The states are represented by vertices.
The transitions are shown by labeled arcs.
The initial state is represented by an empty incoming arc.
The final state is represented by double circle.

Example of DFA

Suppose a DFA be

Q = {a, b, c},
Σ = {0, 1},
q₀ = {a},
F = {c},
Transition function δ is shown in the table as follows −

Current State	Next State for Input 0	Next State for Input 1
A	a	B
B	b	A
C	c	C

The graphical representation of this DFA would be as follows −

Non-deterministic Finite Automation (NDFA)

It may be defined as the type of finite automation where for every input symbol we cannot determine the state to which the machine will move i.e. the machine can move to any combination of the states. It has a finite number of states that is why the machine is called Non-deterministic Finite Automation (NDFA).

Mathematically, NDFA can be represented by a 5-tuple (Q, Σ, δ, q0, F), where −

Q is a finite set of states.
Σ is a finite set of symbols, called the alphabet of the automaton.
δ :-is the transition function where δ: Q × Σ → 2 ^Q.
q0 :-is the initial state from where any input is processed (q0 ∈ Q).
F :-is a set of final state/states of Q (F ⊆ Q).

Whereas graphically (same as DFA), a NDFA can be represented by diagraphs called state diagrams where −

The states are represented by vertices.
The transitions are shown by labeled arcs.
The initial state is represented by an empty incoming arc.
The final state is represented by double circle.

Example of NDFA

Suppose a NDFA be

Q = {a, b, c},
Σ = {0, 1},
q0 = {a},
F = {c},
Transition function δ is shown in the table as follows −

Current State	Next State for Input 0	Next State for Input 1
A	a, b	B
B	C	a, c
C	b, c	C

The graphical representation of this NDFA would be as follows −

Morphological Parsing

The term morphological parsing is related to the parsing of morphemes. We can define morphological parsing as the problem of recognizing that a word breaks down into smaller meaningful units called morphemes producing some sort of linguistic structure for it. For example, we can break the word foxes into two, fox and -es. We can see that the word foxes, is made up of two morphemes, one is fox and other is -es.

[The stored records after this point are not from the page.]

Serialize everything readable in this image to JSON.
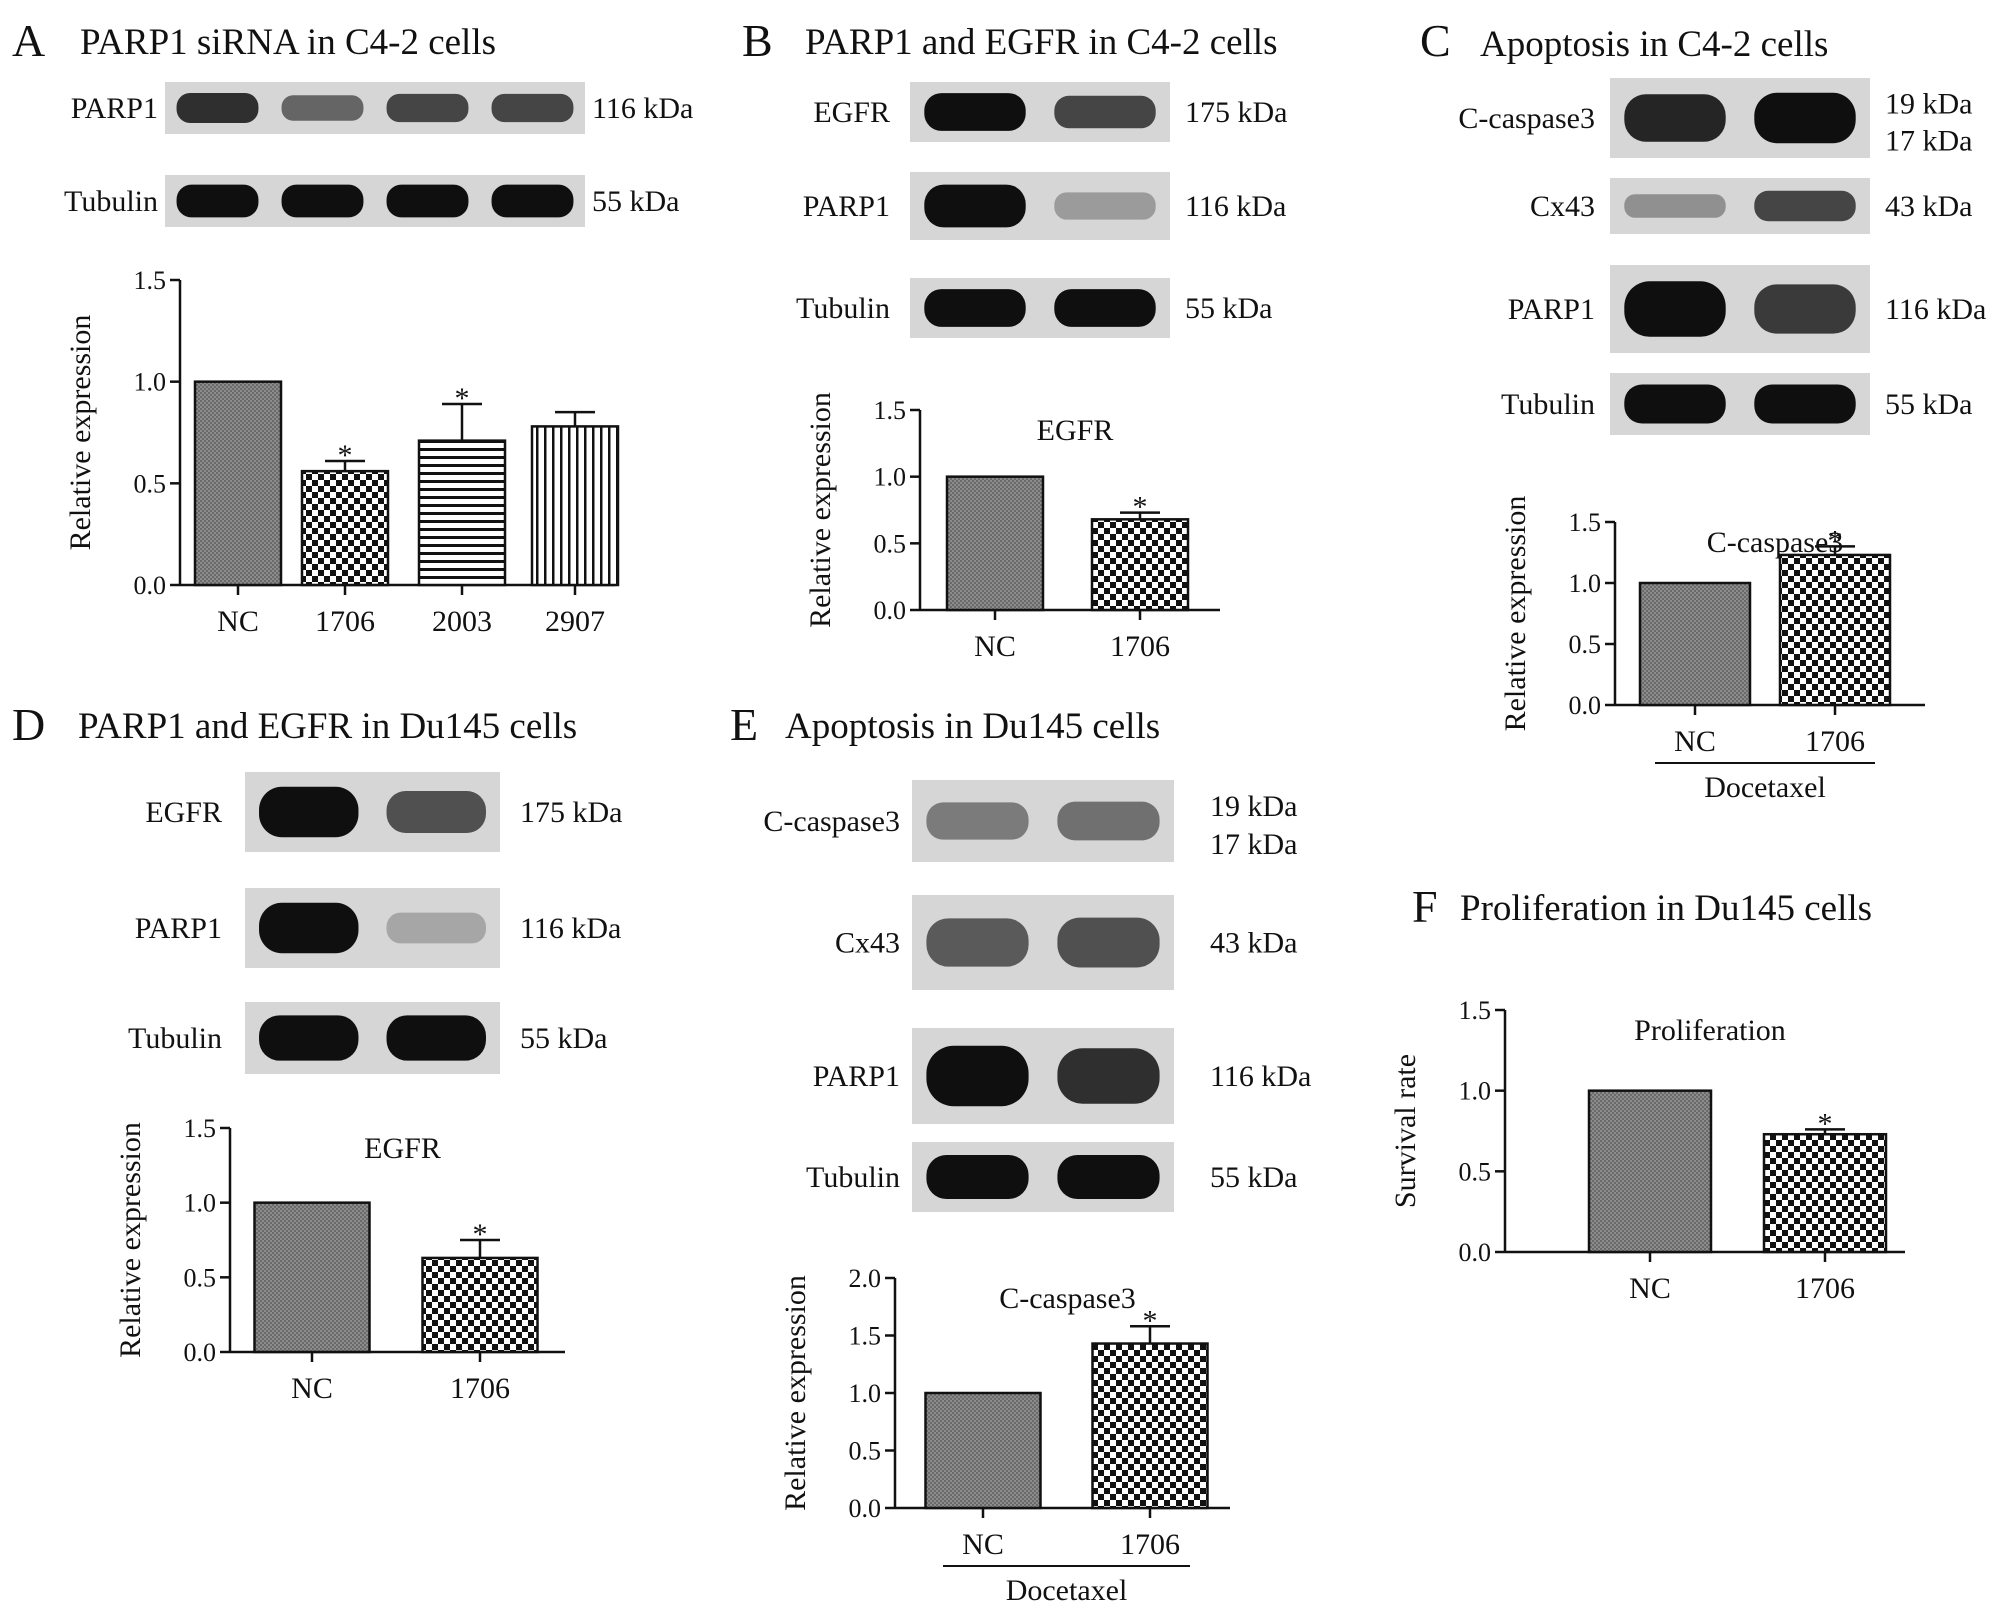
{
  "panels": {
    "A": {
      "letter": "A",
      "title": "PARP1 siRNA in C4-2 cells",
      "blots": [
        {
          "label": "PARP1",
          "size": "116 kDa",
          "lanes": 4,
          "intensity": [
            0.85,
            0.6,
            0.75,
            0.75
          ]
        },
        {
          "label": "Tubulin",
          "size": "55 kDa",
          "lanes": 4,
          "intensity": [
            1,
            1,
            1,
            1
          ]
        }
      ]
    },
    "B": {
      "letter": "B",
      "title": "PARP1 and EGFR  in  C4-2 cells",
      "blots": [
        {
          "label": "EGFR",
          "size": "175 kDa",
          "lanes": 2,
          "intensity": [
            1,
            0.75
          ]
        },
        {
          "label": "PARP1",
          "size": "116 kDa",
          "lanes": 2,
          "intensity": [
            1,
            0.35
          ]
        },
        {
          "label": "Tubulin",
          "size": "55 kDa",
          "lanes": 2,
          "intensity": [
            1,
            1
          ]
        }
      ]
    },
    "C": {
      "letter": "C",
      "title": "Apoptosis in C4-2 cells",
      "blots": [
        {
          "label": "C-caspase3",
          "size": "19 kDa",
          "size2": "17 kDa",
          "lanes": 2,
          "intensity": [
            0.9,
            1
          ]
        },
        {
          "label": "Cx43",
          "size": "43 kDa",
          "lanes": 2,
          "intensity": [
            0.4,
            0.75
          ]
        },
        {
          "label": "PARP1",
          "size": "116 kDa",
          "lanes": 2,
          "intensity": [
            1,
            0.8
          ]
        },
        {
          "label": "Tubulin",
          "size": "55 kDa",
          "lanes": 2,
          "intensity": [
            1,
            1
          ]
        }
      ]
    },
    "D": {
      "letter": "D",
      "title": "PARP1 and EGFR in Du145 cells",
      "blots": [
        {
          "label": "EGFR",
          "size": "175 kDa",
          "lanes": 2,
          "intensity": [
            1,
            0.7
          ]
        },
        {
          "label": "PARP1",
          "size": "116 kDa",
          "lanes": 2,
          "intensity": [
            1,
            0.3
          ]
        },
        {
          "label": "Tubulin",
          "size": "55 kDa",
          "lanes": 2,
          "intensity": [
            1,
            1
          ]
        }
      ]
    },
    "E": {
      "letter": "E",
      "title": "Apoptosis in Du145 cells",
      "blots": [
        {
          "label": "C-caspase3",
          "size": "19 kDa",
          "size2": "17 kDa",
          "lanes": 2,
          "intensity": [
            0.5,
            0.55
          ]
        },
        {
          "label": "Cx43",
          "size": "43 kDa",
          "lanes": 2,
          "intensity": [
            0.65,
            0.7
          ]
        },
        {
          "label": "PARP1",
          "size": "116 kDa",
          "lanes": 2,
          "intensity": [
            1,
            0.85
          ]
        },
        {
          "label": "Tubulin",
          "size": "55 kDa",
          "lanes": 2,
          "intensity": [
            1,
            1
          ]
        }
      ]
    },
    "F": {
      "letter": "F",
      "title": "Proliferation in Du145 cells",
      "blots": []
    }
  },
  "chart_data": [
    {
      "panel": "A",
      "type": "bar",
      "title": "",
      "ylabel": "Relative expression",
      "xlabel": "",
      "categories": [
        "NC",
        "1706",
        "2003",
        "2907"
      ],
      "values": [
        1.0,
        0.56,
        0.71,
        0.78
      ],
      "errors": [
        0,
        0.05,
        0.18,
        0.07
      ],
      "significance": [
        "",
        "*",
        "*",
        ""
      ],
      "patterns": [
        "fine",
        "checker",
        "hstripe",
        "vstripe"
      ],
      "ylim": [
        0,
        1.5
      ],
      "yticks": [
        "0.0",
        "0.5",
        "1.0",
        "1.5"
      ],
      "grid": false,
      "group_label": ""
    },
    {
      "panel": "B",
      "type": "bar",
      "title": "EGFR",
      "ylabel": "Relative expression",
      "xlabel": "",
      "categories": [
        "NC",
        "1706"
      ],
      "values": [
        1.0,
        0.68
      ],
      "errors": [
        0,
        0.05
      ],
      "significance": [
        "",
        "*"
      ],
      "patterns": [
        "fine",
        "checker"
      ],
      "ylim": [
        0,
        1.5
      ],
      "yticks": [
        "0.0",
        "0.5",
        "1.0",
        "1.5"
      ],
      "grid": false,
      "group_label": ""
    },
    {
      "panel": "C",
      "type": "bar",
      "title": "C-caspase3",
      "ylabel": "Relative expression",
      "xlabel": "",
      "categories": [
        "NC",
        "1706"
      ],
      "values": [
        1.0,
        1.23
      ],
      "errors": [
        0,
        0.07
      ],
      "significance": [
        "",
        "*"
      ],
      "patterns": [
        "fine",
        "checker"
      ],
      "ylim": [
        0,
        1.5
      ],
      "yticks": [
        "0.0",
        "0.5",
        "1.0",
        "1.5"
      ],
      "grid": false,
      "group_label": "Docetaxel"
    },
    {
      "panel": "D",
      "type": "bar",
      "title": "EGFR",
      "ylabel": "Relative expression",
      "xlabel": "",
      "categories": [
        "NC",
        "1706"
      ],
      "values": [
        1.0,
        0.63
      ],
      "errors": [
        0,
        0.12
      ],
      "significance": [
        "",
        "*"
      ],
      "patterns": [
        "fine",
        "checker"
      ],
      "ylim": [
        0,
        1.5
      ],
      "yticks": [
        "0.0",
        "0.5",
        "1.0",
        "1.5"
      ],
      "grid": false,
      "group_label": ""
    },
    {
      "panel": "E",
      "type": "bar",
      "title": "C-caspase3",
      "ylabel": "Relative expression",
      "xlabel": "",
      "categories": [
        "NC",
        "1706"
      ],
      "values": [
        1.0,
        1.43
      ],
      "errors": [
        0,
        0.15
      ],
      "significance": [
        "",
        "*"
      ],
      "patterns": [
        "fine",
        "checker"
      ],
      "ylim": [
        0,
        2.0
      ],
      "yticks": [
        "0.0",
        "0.5",
        "1.0",
        "1.5",
        "2.0"
      ],
      "grid": false,
      "group_label": "Docetaxel"
    },
    {
      "panel": "F",
      "type": "bar",
      "title": "Proliferation",
      "ylabel": "Survival rate",
      "xlabel": "",
      "categories": [
        "NC",
        "1706"
      ],
      "values": [
        1.0,
        0.73
      ],
      "errors": [
        0,
        0.03
      ],
      "significance": [
        "",
        "*"
      ],
      "patterns": [
        "fine",
        "checker"
      ],
      "ylim": [
        0,
        1.5
      ],
      "yticks": [
        "0.0",
        "0.5",
        "1.0",
        "1.5"
      ],
      "grid": false,
      "group_label": ""
    }
  ]
}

In other sense, we can say that morphology is the study of −

The formation of words.
The origin of the words.
Grammatical forms of the words.
Use of prefixes and suffixes in the formation of words.
How parts-of-speech (PoS) of a language are formed.

Types of Morphemes

Morphemes, the smallest meaning-bearing units, can be divided into two types −

Stems
Word Order

Stems

It is the core meaningful unit of a word. We can also say that it is the root of the word. For example, in the word foxes, the stem is fox.

Affixes − As the name suggests, they add some additional meaning and grammatical functions to the words. For example, in the word foxes, the affix is − es.

Further, affixes can also be divided into following four types −

Prefixes − As the name suggests, prefixes precede the stem. For example, in the word unbuckle, un is the prefix.
Suffixes − As the name suggests, suffixes follow the stem. For example, in the word cats, -s is the suffix.
Infixes − As the name suggests, infixes are inserted inside the stem. For example, the word cupful, can be pluralized as cupsful by using -s as the infix.
Circumfixes − They precede and follow the stem. There are very less examples of circumfixes in English language. A very common example is ‘A-ing’ where we can use -A precede and -ing follows the stem.

Word Order

The order of the words would be decided by morphological parsing. Let us now see the requirements for building a morphological parser −

Lexicon

The very first requirement for building a morphological parser is lexicon, which includes the list of stems and affixes along with the basic information about them. For example, the information like whether the stem is Noun stem or Verb stem, etc.

Morphotactics

It is basically the model of morpheme ordering. In other sense, the model explaining which classes of morphemes can follow other classes of morphemes inside a word. For example, the morphotactic fact is that the English plural morpheme always follows the noun rather than preceding it.

Orthographic rules

These spelling rules are used to model the changes occurring in a word. For example, the rule of converting y to ie in word like city+s = cities not citys.